A few years ago, I started doing my family history. It threw up all sorts.
A cousin I didn’t know about who emerged via DNA; a great great grandfather who lived in Crown Street and ran off with a woman from Chequer Square and lots of other little snippets, like the great grandfather who died in a London hotel on Boxing Day, and the great grandmother who married the lodger.
You pull on these strands and they hold you fast; rooted in a past that feels unfamiliar yet absolutely you at the same time. And all the strands and the people have one thing in common; they are all drawn back, time after time, generation after generation, to one little town – my town, Bury St Edmunds.
I grew up on Out Risbygate, number 46, opposite the Suffolk Regimental Museum. The view from my bedroom window allowed me to look out over at the barracks and I could see the old further education college, the swimming pool and the little paths and gullies where my brother John and I would ride our bikes.
We had ponies in the field behind our house which stretched as far as York Road, and a flat lawn where we played tennis and football with our neighbours, the Palmers, or set up showjumping competitions with old chairs and broomsticks for our hobby horses. There was an orchard where we picked apples and pears, and a yard where my parents ran their stone masonry business and a man called Malcolm fixed people’s cars.
An artist called Bryan parked his caravan in the field at one time and he painted our horses. Chickens roamed freely and we sold our own eggs and horse manure. To me, this was all entirely normal and boring. Now, it sounds perfect and, I feel today, that it was.
We never went far. We might nip to the shop for sweets – Howlett's on Queens Road or Herringtons on Risbygate Street, but this would be a great expedition. On Saturday mornings we played football over the Dip and took our sledges there when it snowed. We went to St Edmundsbury primary and crossed the road with Mrs Gallup, the lollipop lady, but Mum always came with us, pushing our baby brother in the pram.
At nine, we branched out and went to St James middle school on the other side of town. Only occasionally were we allowed to walk home alone through the Abbey Gardens and feed the ducks. Mainly, Mum would collect us from the Vinefields, always the last car to come up the hill – a large red Ford Granada estate, with our collie dog in the back. On the sports field, I won the 800 metres because Nadine Challenor, who was a much better runner than me, slowed down at the end. I streaked past her on the line and my grandfather said, ‘That’s my girl'. I have never known a greater moment of pride.
On Wednesdays and Saturdays, we would go to the market and buy fresh fruit and vegetables, wrapped up in brown bags that the seller would swing around by the corners to close them. We also shopped on the corner of Risbygate Street at Green’s, the grocer’s, and we’d get our meat from Dewhurst’s. Fish and chips from the Cracknell’s shop on St Andrew’s Street was the greatest treat on a Friday. We loved Mrs Cracknell, who lived next door to us. She was fond of our horses and would feed them over the fence.

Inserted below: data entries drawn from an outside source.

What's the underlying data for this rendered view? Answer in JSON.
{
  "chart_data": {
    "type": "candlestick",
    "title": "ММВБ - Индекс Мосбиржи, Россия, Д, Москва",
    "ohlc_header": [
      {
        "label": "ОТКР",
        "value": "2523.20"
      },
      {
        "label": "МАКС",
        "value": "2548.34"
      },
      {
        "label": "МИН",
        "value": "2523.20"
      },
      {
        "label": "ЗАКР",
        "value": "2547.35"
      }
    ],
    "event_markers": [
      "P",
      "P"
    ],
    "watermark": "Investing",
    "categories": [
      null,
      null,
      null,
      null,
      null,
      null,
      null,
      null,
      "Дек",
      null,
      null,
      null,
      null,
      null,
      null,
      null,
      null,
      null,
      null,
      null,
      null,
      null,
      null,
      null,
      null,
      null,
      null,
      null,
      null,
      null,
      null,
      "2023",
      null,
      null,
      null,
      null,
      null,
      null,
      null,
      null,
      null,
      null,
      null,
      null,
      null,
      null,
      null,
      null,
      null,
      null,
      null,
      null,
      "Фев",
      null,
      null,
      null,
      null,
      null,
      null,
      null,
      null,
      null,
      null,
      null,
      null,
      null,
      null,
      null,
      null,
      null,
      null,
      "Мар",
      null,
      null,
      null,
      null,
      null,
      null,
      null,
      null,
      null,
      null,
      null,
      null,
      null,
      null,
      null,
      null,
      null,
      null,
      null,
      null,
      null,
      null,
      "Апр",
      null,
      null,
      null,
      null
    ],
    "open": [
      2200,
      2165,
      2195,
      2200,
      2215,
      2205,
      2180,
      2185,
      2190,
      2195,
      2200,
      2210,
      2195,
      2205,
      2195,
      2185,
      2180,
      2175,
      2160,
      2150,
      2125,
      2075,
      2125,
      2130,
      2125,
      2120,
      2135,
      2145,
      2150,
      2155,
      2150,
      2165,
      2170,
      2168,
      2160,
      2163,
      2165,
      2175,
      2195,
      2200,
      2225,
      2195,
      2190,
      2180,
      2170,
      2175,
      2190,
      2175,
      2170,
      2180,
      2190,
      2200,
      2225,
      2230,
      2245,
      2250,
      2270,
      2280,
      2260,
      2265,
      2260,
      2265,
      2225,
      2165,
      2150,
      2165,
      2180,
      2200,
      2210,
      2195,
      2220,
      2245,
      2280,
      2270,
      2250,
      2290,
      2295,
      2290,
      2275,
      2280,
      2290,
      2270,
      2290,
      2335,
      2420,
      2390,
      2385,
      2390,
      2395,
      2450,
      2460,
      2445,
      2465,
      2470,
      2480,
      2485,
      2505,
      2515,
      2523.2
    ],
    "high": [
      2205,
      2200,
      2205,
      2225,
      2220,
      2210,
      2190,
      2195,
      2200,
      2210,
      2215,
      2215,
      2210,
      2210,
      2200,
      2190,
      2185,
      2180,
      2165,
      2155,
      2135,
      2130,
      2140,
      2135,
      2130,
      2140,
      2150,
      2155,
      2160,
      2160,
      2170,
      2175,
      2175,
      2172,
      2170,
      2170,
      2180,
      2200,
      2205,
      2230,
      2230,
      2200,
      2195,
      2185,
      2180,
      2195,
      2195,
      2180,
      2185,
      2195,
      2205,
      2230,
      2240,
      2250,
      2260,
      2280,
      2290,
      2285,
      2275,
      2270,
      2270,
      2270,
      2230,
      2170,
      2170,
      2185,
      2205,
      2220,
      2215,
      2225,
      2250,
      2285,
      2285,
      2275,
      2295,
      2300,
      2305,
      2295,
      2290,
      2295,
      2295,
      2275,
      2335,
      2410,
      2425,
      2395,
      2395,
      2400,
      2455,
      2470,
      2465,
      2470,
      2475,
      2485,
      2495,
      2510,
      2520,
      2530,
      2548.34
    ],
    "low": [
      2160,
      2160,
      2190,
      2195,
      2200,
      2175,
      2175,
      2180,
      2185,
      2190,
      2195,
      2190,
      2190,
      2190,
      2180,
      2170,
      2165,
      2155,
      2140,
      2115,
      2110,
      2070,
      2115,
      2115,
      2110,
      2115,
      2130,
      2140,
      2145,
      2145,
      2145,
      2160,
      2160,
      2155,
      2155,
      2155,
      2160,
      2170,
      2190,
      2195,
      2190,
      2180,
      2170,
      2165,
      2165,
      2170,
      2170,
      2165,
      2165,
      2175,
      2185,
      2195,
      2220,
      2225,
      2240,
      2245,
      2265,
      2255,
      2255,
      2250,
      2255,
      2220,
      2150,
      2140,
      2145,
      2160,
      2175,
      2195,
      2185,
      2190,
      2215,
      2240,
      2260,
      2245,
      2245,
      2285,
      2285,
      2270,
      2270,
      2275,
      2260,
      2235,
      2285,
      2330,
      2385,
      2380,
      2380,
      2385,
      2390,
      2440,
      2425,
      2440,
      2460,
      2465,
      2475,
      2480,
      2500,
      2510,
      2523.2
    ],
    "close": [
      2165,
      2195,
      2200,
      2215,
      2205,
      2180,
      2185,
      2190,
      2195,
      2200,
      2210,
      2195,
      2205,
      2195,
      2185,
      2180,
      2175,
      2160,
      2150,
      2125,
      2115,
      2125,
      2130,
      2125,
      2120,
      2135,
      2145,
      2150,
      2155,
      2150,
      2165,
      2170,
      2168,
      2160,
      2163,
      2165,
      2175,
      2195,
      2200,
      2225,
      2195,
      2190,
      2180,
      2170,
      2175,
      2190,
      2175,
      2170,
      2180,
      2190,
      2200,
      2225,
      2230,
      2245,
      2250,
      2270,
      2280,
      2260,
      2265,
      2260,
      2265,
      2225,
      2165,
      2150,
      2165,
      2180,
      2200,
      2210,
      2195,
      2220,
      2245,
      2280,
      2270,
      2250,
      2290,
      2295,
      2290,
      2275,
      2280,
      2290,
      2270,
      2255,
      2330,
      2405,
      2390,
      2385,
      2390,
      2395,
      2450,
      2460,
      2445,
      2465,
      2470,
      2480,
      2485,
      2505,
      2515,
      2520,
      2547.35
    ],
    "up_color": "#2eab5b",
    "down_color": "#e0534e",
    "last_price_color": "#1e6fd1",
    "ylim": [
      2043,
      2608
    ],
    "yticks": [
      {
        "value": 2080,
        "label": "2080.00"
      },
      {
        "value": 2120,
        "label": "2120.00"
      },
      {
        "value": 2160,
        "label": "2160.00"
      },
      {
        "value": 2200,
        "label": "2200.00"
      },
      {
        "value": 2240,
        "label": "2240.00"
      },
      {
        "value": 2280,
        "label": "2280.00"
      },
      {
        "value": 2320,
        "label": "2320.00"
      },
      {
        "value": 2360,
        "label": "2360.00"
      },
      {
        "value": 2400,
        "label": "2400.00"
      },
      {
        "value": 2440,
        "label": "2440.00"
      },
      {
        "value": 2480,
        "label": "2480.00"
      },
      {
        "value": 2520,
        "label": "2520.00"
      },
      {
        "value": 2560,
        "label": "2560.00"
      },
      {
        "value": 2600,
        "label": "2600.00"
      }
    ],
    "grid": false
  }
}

At 13, I got a scholarship to Culford and started taking the bus from outside the dentist on Risbygate Street – not the one that’s there now, but the one on the other side of the road, now long gone. Mr Lee’s hands were a bit shaky but he made you feel safe. I don’t like going to the dentist now.
On the school bus, a boy asked me if I wanted to go for a ride with him. I said yes and everyone laughed. I thought he meant horses. I never took him up on it.
We rarely ate out. Everards was a great treat once a year for Sunday lunch and my mother would mark the last day of the school holidays with a trip to Purdy’s, latterly the Wimpy. Now, in Bury, there are 100 options for eating out. My boys like Cote and Pizza Express, or sometimes Byron Burger. Carluccios is much missed.
We didn’t want the Arc to come or the Apex, but now we wouldn’t be without them. I still like to ride the carousel when it visits. We miss Debenhams but I imagine Primark will do just as well. The Focus cinema was where I saw my first film, One Hundred and One Dalmatians. It became the Cornhill shopping centre, which also failed and now sits shyly next to McDonalds, awaiting its next incarnation.
The bus station went and so did the cattle market where we liked to go for the smells and sounds. But we still have the Abbeygate Cinema thanks to Pat Church and there aren’t many towns our size that can top that. Pat and his wife brought up all of us Bury kids. He lived his dream as he fuelled ours.
I miss the bookshops on Hatter Street where I spent many hours, then got my Bunty comics from Abbey News. Life was so simple then and now, as I grow older, it is becoming so again. I got married in May at Bury register office. Where else?
Our old garden is now covered in houses. The further education building is the sparkling West Suffolk College. The hospital is still much the same though we all moan about the cost of parking. The cemetery is crammed. There are Nices sprinkled liberally throughout. I visit them from time to time.
I left Bury at 18 for university and returned in my 40s to bring up my sons. Now they are almost grown and will leave Bury too before long, I expect. But just like all the generations of Nices and Kinseys and Cuttings and Mawsons, and all the many other names in my family tree, they will return.
Bury is no better nor worse than anywhere else, perhaps. But it has a memory on every corner. It is, and always will be, home.